Now this code works fine when I send a variable to the script, but when no variable is supplied it spits out an error. In theory this will be fine because if no username/pass is supplied then an error is expected. I will be checking to make sure of this before the code is send to the script, however I fear that somehow a blank string may leak through and spit out some unknown error. Here is the error I get:

( ! ) Notice: Undefined index: username in C:\wamp\www\verify_login.php on line 2

Call Stack

    Time    Memory  Function    Location
1   0.0003  668576  {main}( )   ..\verify_login.php:0

no username supplied

as you can see the code registers that no variable was supplied, but it gives out and error that I assume means that a variable was not found were one was expected or something like that. Can someone please clarify this for me?

Answer

Mark Reed picture Mark Reed · May 30, 2012

In PHP, a variable or array element which has never been set is different from one whose value is null; attempting to access such an unset value is a runtime error.

That's what you're running into: the array $_POST does not have any element at the key "username", so the interpreter aborts your program before it ever gets to the nullity test.

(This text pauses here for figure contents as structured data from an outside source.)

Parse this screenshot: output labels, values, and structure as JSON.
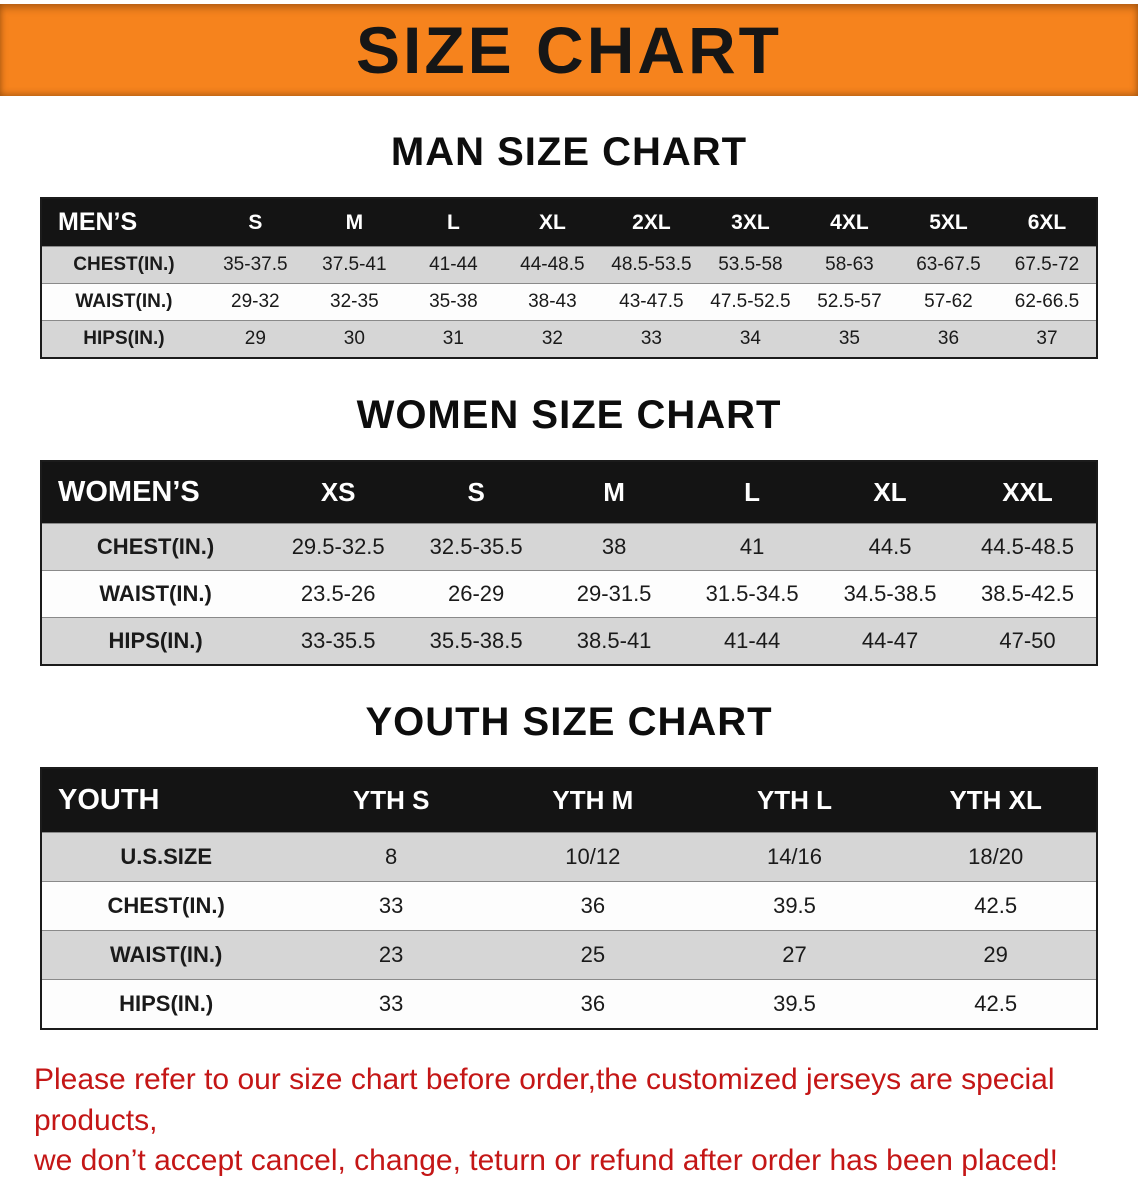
{
  "colors": {
    "banner_bg": "#f6831d",
    "table_header_bg": "#141414",
    "row_stripe": "#d6d6d6",
    "disclaimer_text": "#c41616"
  },
  "banner": {
    "title": "SIZE CHART"
  },
  "sections": [
    {
      "heading": "MAN SIZE CHART",
      "table": {
        "header": [
          "MEN’S",
          "S",
          "M",
          "L",
          "XL",
          "2XL",
          "3XL",
          "4XL",
          "5XL",
          "6XL"
        ],
        "rows": [
          [
            "CHEST(IN.)",
            "35-37.5",
            "37.5-41",
            "41-44",
            "44-48.5",
            "48.5-53.5",
            "53.5-58",
            "58-63",
            "63-67.5",
            "67.5-72"
          ],
          [
            "WAIST(IN.)",
            "29-32",
            "32-35",
            "35-38",
            "38-43",
            "43-47.5",
            "47.5-52.5",
            "52.5-57",
            "57-62",
            "62-66.5"
          ],
          [
            "HIPS(IN.)",
            "29",
            "30",
            "31",
            "32",
            "33",
            "34",
            "35",
            "36",
            "37"
          ]
        ]
      }
    },
    {
      "heading": "WOMEN SIZE CHART",
      "table": {
        "header": [
          "WOMEN’S",
          "XS",
          "S",
          "M",
          "L",
          "XL",
          "XXL"
        ],
        "rows": [
          [
            "CHEST(IN.)",
            "29.5-32.5",
            "32.5-35.5",
            "38",
            "41",
            "44.5",
            "44.5-48.5"
          ],
          [
            "WAIST(IN.)",
            "23.5-26",
            "26-29",
            "29-31.5",
            "31.5-34.5",
            "34.5-38.5",
            "38.5-42.5"
          ],
          [
            "HIPS(IN.)",
            "33-35.5",
            "35.5-38.5",
            "38.5-41",
            "41-44",
            "44-47",
            "47-50"
          ]
        ]
      }
    },
    {
      "heading": "YOUTH SIZE CHART",
      "table": {
        "header": [
          "YOUTH",
          "YTH S",
          "YTH M",
          "YTH L",
          "YTH XL"
        ],
        "rows": [
          [
            "U.S.SIZE",
            "8",
            "10/12",
            "14/16",
            "18/20"
          ],
          [
            "CHEST(IN.)",
            "33",
            "36",
            "39.5",
            "42.5"
          ],
          [
            "WAIST(IN.)",
            "23",
            "25",
            "27",
            "29"
          ],
          [
            "HIPS(IN.)",
            "33",
            "36",
            "39.5",
            "42.5"
          ]
        ]
      }
    }
  ],
  "disclaimer": {
    "line1": "Please refer to our size chart before order,the customized jerseys are special products,",
    "line2": "we don’t accept cancel, change, teturn or refund after order has been placed!"
  }
}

Fortunately, you can test for the existence of a variable or array element without actually trying to access it; that's what the special operator isset does:

if (isset($_POST["username"]))
{
  $user = $_POST["username"];
  echo $user;
  echo " is your username";
} 
else 
{
  $user = null;
  echo "no username supplied";
}

This looks like it will blow up in exactly the same way as your code, when PHP tries to get the value of $_POST["username"] to pass as an argument to the function isset(). However, isset() is not really a function at all, but special syntax recognized before the evaluation stage, so the PHP interpreter checks for the existence of the value without actually trying to retrieve it.

It's also worth mentioning that as runtime errors go, a missing array element is considered a minor one (assigned the E_NOTICE level). If you change the error_reporting level so that notices are ignored, your original code will actually work as written, with the attempted array access returning null. But that's considered bad practice, especially for production code.

Side note: PHP does string interpolation, so the echo statements in the if block can be combined into one:

echo "$user is your username";